Diary 26
SCREAMING ELEGY
As soon as she started screaming most of the crowd averted their eyes—a dusty, ragged howling that sounded like it scraped her throat on the way up and out of her body. Most chose not to look but everyone stood unwavering, loyal to her, loyal to the grief that connected them all. Soon the room filled with the smell of burning flesh, and smoke began to pour out of the screaming woman’s nostrils. She was absolutely losing her shit. One got the sense that she had expelled all her oxygen and had been taken over by another spirit, until the room went silent— the screaming stopped, and the woman took a deep breath, lowering her face to the ground with the others in the crowd, and exclaimed, look at the blood in the river, the bodies of men scattered across the hills. Is there more to lament?
IDYLLWILD MAN
Although I can see the outline of chewing tobacco stuffed in his bottom lip, I’m startled every time he spits. “I like to sunbathe naked in the creek out back” he tells us, then hawks and discharges a wad of brown saliva into a red solo cup. I’ve noticed the cups in the nooks of every room: one under an elk mounted on the wall, another on a book shelf, a third tucked under a seat on the porch. “And sometimes” he starts, clears his throat to spit again, “I’ll just lie right where you guys are sitting and have a friend over. She’s okay with my nudity.” We cough and peel our damp skin off of the leather sofa beside him.
HOWLING ACROSS THE CANYON
A couple nights ago, my best friend and I took her dog on a hike. We strained up hills, breathless as we spoke, and paused by a wide, open meadow, where she took her pup off the leash and let him bound through the grass. Naturally we both tried to run with him. Though neither of us could keep up we certainly felt free watching him.

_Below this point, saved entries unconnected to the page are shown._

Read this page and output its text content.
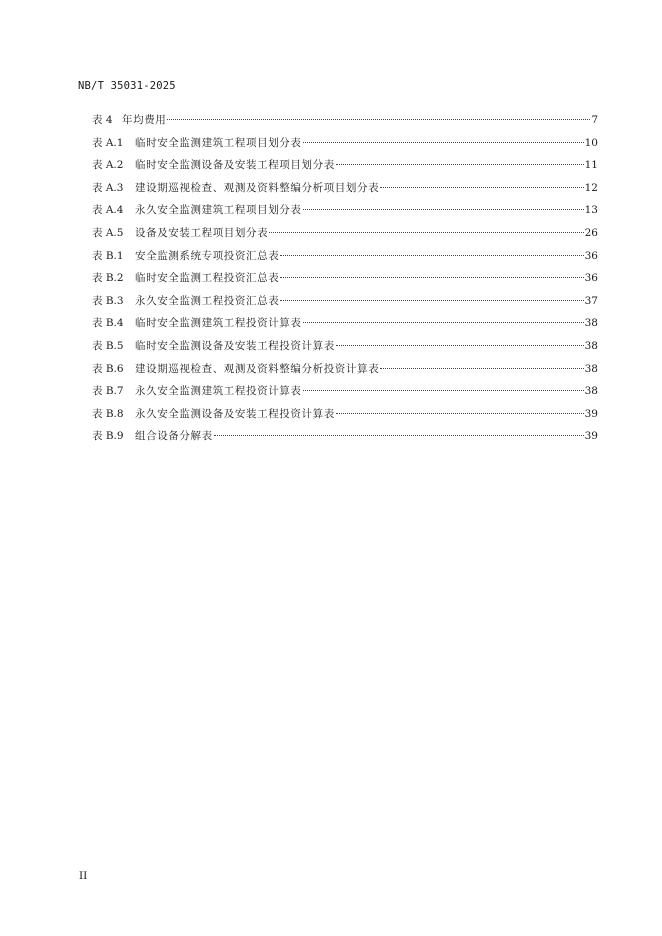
NB/T 35031-2025
表 4 年均费用	7
表 A.1	临时安全监测建筑工程项目划分表	10
表 A.2	临时安全监测设备及安装工程项目划分表	11
表 A.3	建设期巡视检查、观测及资料整编分析项目划分表	12
表 A.4	永久安全监测建筑工程项目划分表	13
表 A.5	设备及安装工程项目划分表	26
表 B.1	安全监测系统专项投资汇总表	36
表 B.2	临时安全监测工程投资汇总表	36
表 B.3	永久安全监测工程投资汇总表	37
表 B.4	临时安全监测建筑工程投资计算表	38
表 B.5	临时安全监测设备及安装工程投资计算表	38
表 B.6	建设期巡视检查、观测及资料整编分析投资计算表	38
表 B.7	永久安全监测建筑工程投资计算表	38
表 B.8	永久安全监测设备及安装工程投资计算表	39
表 B.9	组合设备分解表	39
II
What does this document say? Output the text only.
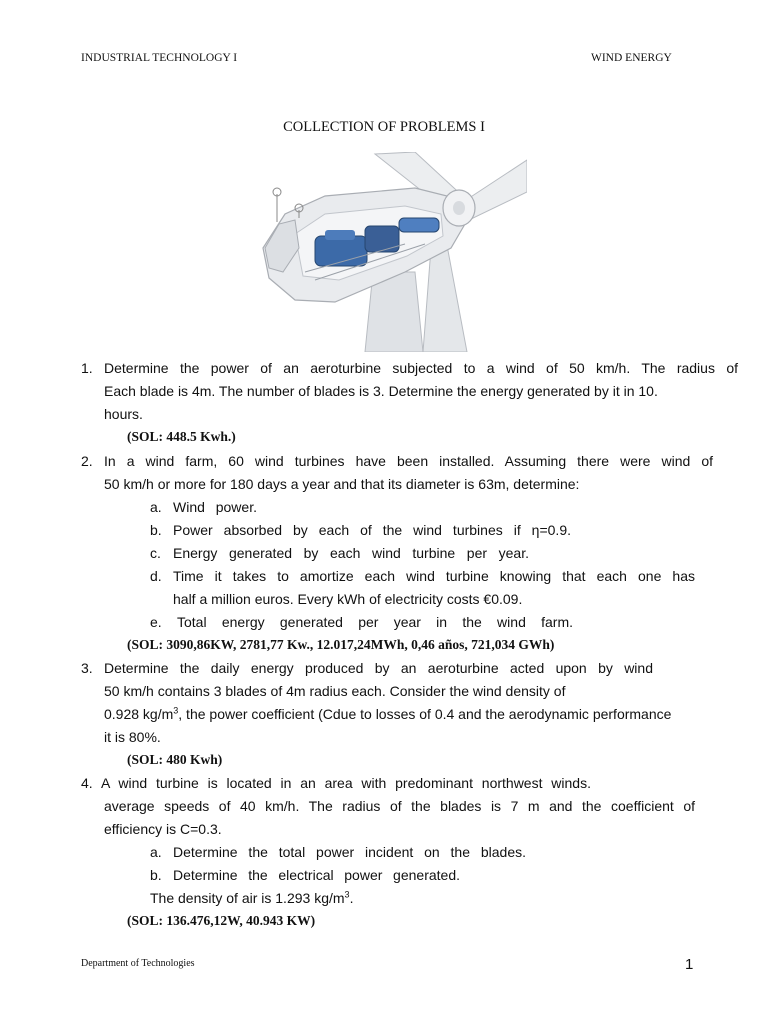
INDUSTRIAL TECHNOLOGY I	WIND ENERGY
COLLECTION OF PROBLEMS I
1. Determine the power of an aeroturbine subjected to a wind of 50 km/h. The radius of
Each blade is 4m. The number of blades is 3. Determine the energy generated by it in 10.
hours.
(SOL: 448.5 Kwh.)
2. In a wind farm, 60 wind turbines have been installed. Assuming there were wind of
50 km/h or more for 180 days a year and that its diameter is 63m, determine:
a. Wind power.
b. Power absorbed by each of the wind turbines if η=0.9.
c. Energy generated by each wind turbine per year.
d. Time it takes to amortize each wind turbine knowing that each one has
half a million euros. Every kWh of electricity costs €0.09.
e. Total energy generated per year in the wind farm.
(SOL: 3090,86KW, 2781,77 Kw., 12.017,24MWh, 0,46 años, 721,034 GWh)
3. Determine the daily energy produced by an aeroturbine acted upon by wind
50 km/h contains 3 blades of 4m radius each. Consider the wind density of
0.928 $kg/m^3$, the power coefficient (Cdue to losses of 0.4 and the aerodynamic performance
it is 80%.
(SOL: 480 Kwh)
4. A wind turbine is located in an area with predominant northwest winds.
average speeds of 40 km/h. The radius of the blades is 7 m and the coefficient of
efficiency is C=0.3.
a. Determine the total power incident on the blades.
b. Determine the electrical power generated.
The density of air is 1.293 $kg/m^3$.
(SOL: 136.476,12W, 40.943 KW)
Department of Technologies	1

Hiking back, suddenly the entire canyon erupted in song, all the coyotes crooning at sunset. Because we were still in the middle of the trail, it sounded like we were surrounded by them on all sides.
BACKWARDS
My dad once told me, “sometimes you have to take what feels like a step backwards, in order to move forwards.” This feels especially relevant right now.
FORWARDS
I’ve been thinking about my future in fine detail. 10 years from now I’d like to be living in a little ol’ cabin in the woods, with a big wolf-dog & a business of my own. I see myself writing at dawn & sitting at my workbench during the day. I’ll forage for food, tend to my own garden, & wade through creeks every chance I get. I’ll decompress with a fire at night & listen to the wind rushing through the trees, my pup’s head in my lap. Everything I’m doing at present is for that future. Gotta keep that in mind.